FRANKFURT, Germany—2009 Nobel Laureate Herta Müller caused an explosion of flash bulbs as she made her way to The Epoch Times booth at the Frankfurt Book Fair last week.
The shy author demonstrated a dignified demeanor during the media blitz as she greeted Chinese dissident author Bei Ling now living in the US, Zhong Weiguang, residing in Germany, and Editor-in-Chief of Epoch Times-Europe Lea Zhou.
"I am happy to be able to somehow support them in one way or another. If I could use the [Nobel] prize to somehow offer them sanctuary…I know, all dictatorships are alike in their dealings with human beings. Individuality is immaterial; no individual is permitted his or her own say."
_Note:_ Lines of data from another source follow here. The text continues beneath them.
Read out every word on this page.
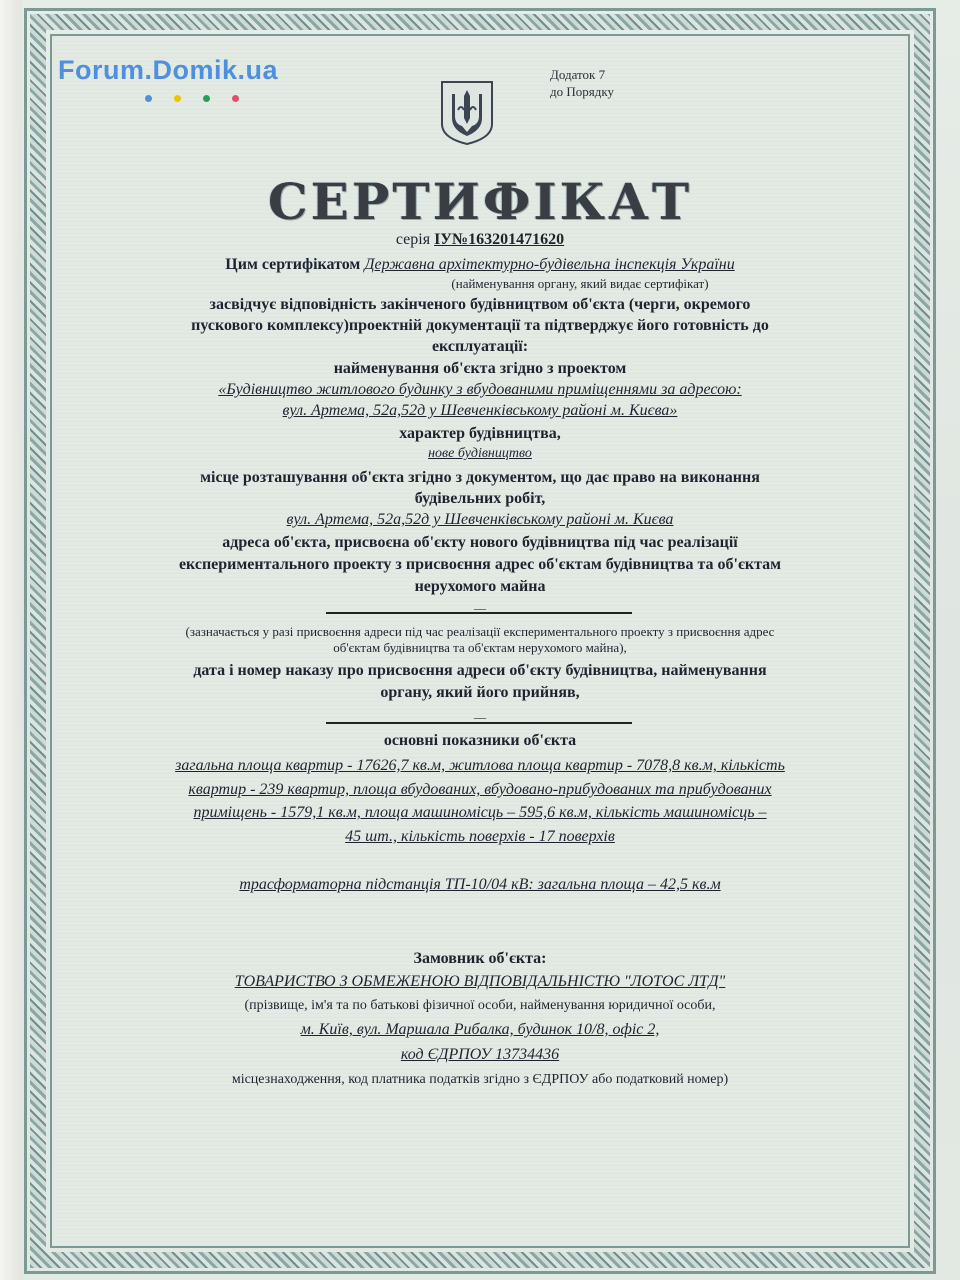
Forum.Domik.ua	Додаток 7
до Порядку
СЕРТИФІКАТ
серія ІУ№163201471620
Цим сертифікатом Державна архітектурно-будівельна інспекція України
(найменування органу, який видає сертифікат)
засвідчує відповідність закінченого будівництвом об'єкта (черги, окремого
пускового комплексу)проектній документації та підтверджує його готовність до
експлуатації:
найменування об'єкта згідно з проектом
«Будівництво житлового будинку з вбудованими приміщеннями за адресою:
вул. Артема, 52а,52д у Шевченківському районі м. Києва»
характер будівництва,
нове будівництво
місце розташування об'єкта згідно з документом, що дає право на виконання
будівельних робіт,
вул. Артема, 52а,52д у Шевченківському районі м. Києва
адреса об'єкта, присвоєна об'єкту нового будівництва під час реалізації
експериментального проекту з присвоєння адрес об'єктам будівництва та об'єктам
нерухомого майна
—
(зазначається у разі присвоєння адреси під час реалізації експериментального проекту з присвоєння адрес
об'єктам будівництва та об'єктам нерухомого майна),
дата і номер наказу про присвоєння адреси об'єкту будівництва, найменування
органу, який його прийняв,
—
основні показники об'єкта
загальна площа квартир - 17626,7 кв.м, житлова площа квартир - 7078,8 кв.м, кількість
квартир - 239 квартир, площа вбудованих, вбудовано-прибудованих та прибудованих
приміщень - 1579,1 кв.м, площа машиномісць – 595,6 кв.м, кількість машиномісць –
45 шт., кількість поверхів - 17 поверхів
трасформаторна підстанція ТП-10/04 кВ: загальна площа – 42,5 кв.м
Замовник об'єкта:
ТОВАРИСТВО З ОБМЕЖЕНОЮ ВІДПОВІДАЛЬНІСТЮ "ЛОТОС ЛТД"
(прізвище, ім'я та по батькові фізичної особи, найменування юридичної особи,
м. Київ, вул. Маршала Рибалка, будинок 10/8, офіс 2,
код ЄДРПОУ 13734436
місцезнаходження, код платника податків згідно з ЄДРПОУ або податковий номер)
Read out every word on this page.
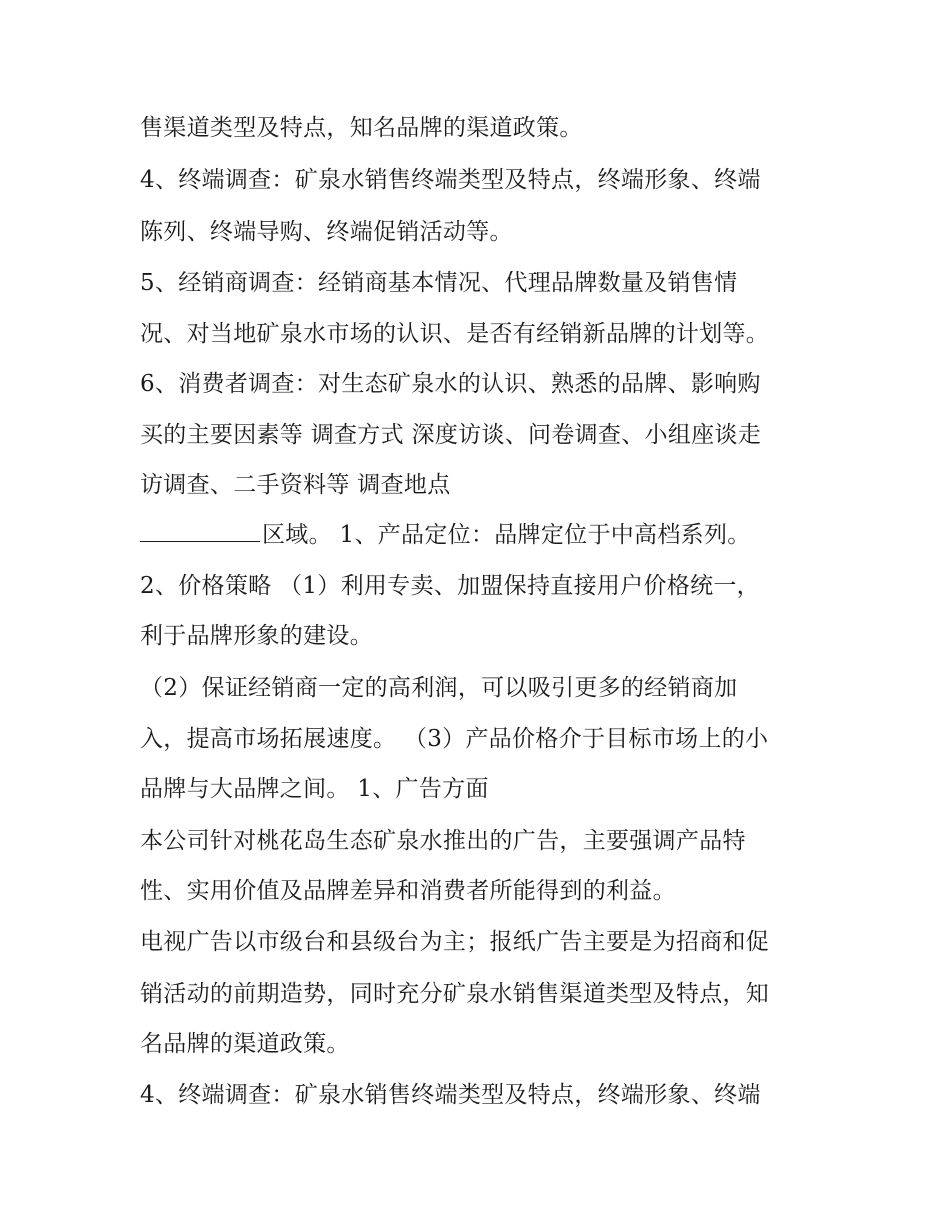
售渠道类型及特点，知名品牌的渠道政策。

4、终端调查：矿泉水销售终端类型及特点，终端形象、终端

陈列、终端导购、终端促销活动等。

5、经销商调查：经销商基本情况、代理品牌数量及销售情

况、对当地矿泉水市场的认识、是否有经销新品牌的计划等。

6、消费者调查：对生态矿泉水的认识、熟悉的品牌、影响购

买的主要因素等 调查方式 深度访谈、问卷调查、小组座谈走

访调查、二手资料等 调查地点

区域。 1、产品定位：品牌定位于中高档系列。

2、价格策略 （1）利用专卖、加盟保持直接用户价格统一，

利于品牌形象的建设。

（2）保证经销商一定的高利润，可以吸引更多的经销商加

入，提高市场拓展速度。 （3）产品价格介于目标市场上的小

品牌与大品牌之间。 1、广告方面

本公司针对桃花岛生态矿泉水推出的广告，主要强调产品特

性、实用价值及品牌差异和消费者所能得到的利益。

电视广告以市级台和县级台为主；报纸广告主要是为招商和促

销活动的前期造势，同时充分矿泉水销售渠道类型及特点，知

名品牌的渠道政策。

4、终端调查：矿泉水销售终端类型及特点，终端形象、终端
Müller, raised in Romania under the Ceausescu regime, knows what she is talking about. She refused to work for the Securitate, Romania’s secret police, and thus lost her job in 1979. To this day, she warns and exposes incidents of the Securitate.
"I always emphasize how fortunate I was to have survived living under a dictatorship," she said. Müller indicated her conviction that the Chinese dictatorship can fall, adding, "It is lamentable if a human life has to perish before this happens. I have many friends who could not witness the toppling of the Ceausescu regime.”
She is applauded when she notes how many dictatorial government have killed people to maintain their power citing examples: "Next to China is Cuba, for instance, or Iran or North Korea. One needs to have courage, guts and responsibility."
Müller spoke directly to the Chinese dissident authors: "Courage is the opposite of fear. Living in a dictatorship requires courage and being responsible. Of course, all people have fear. But I am convinced that fear is the better [emotion] for survival than courage."
Epoch Times Editor-in-Chief Lea Zhou calls Herta Müller a "writer against forgetting," when she presented the author with a current Chinese issue of The Epoch Times. It featured a segment of her novel "Atemschaukel" translated into Chinese.
Müller smiles amid the crush of people as flash bulbs continually fire in her direction. In somewhat poor health, the author had to cancel some appointments the day before. Her melancholy expression remains during the whole event, but her words are geared more toward the future than dwelling on the past.
She again tells the Chinese dissident authors and those writing for The Epoch Times, "Hopefully, someone will reward you for your work, and hopefully China might soon feel pressured to change the dismal human rights situation there."
Renewed applause. She turns again to Zhou. "I admire your stance, and I can imagine at what cost you persevere, and that you are taking risks."
A journalist from Radio Free Asia, which is banned in Mainland China but very much appreciated there nonetheless, asks her whether or not she listened to Radio Free Europe in Romania. "I listened to Radio Free Europe several times a day, and those who did not do so were idiots."
At The Epoch Times display table, a petition is presented to her and she signs—to one day let Chinese human rights attorney Gao Zhisheng witness the fall of the Chinese regime.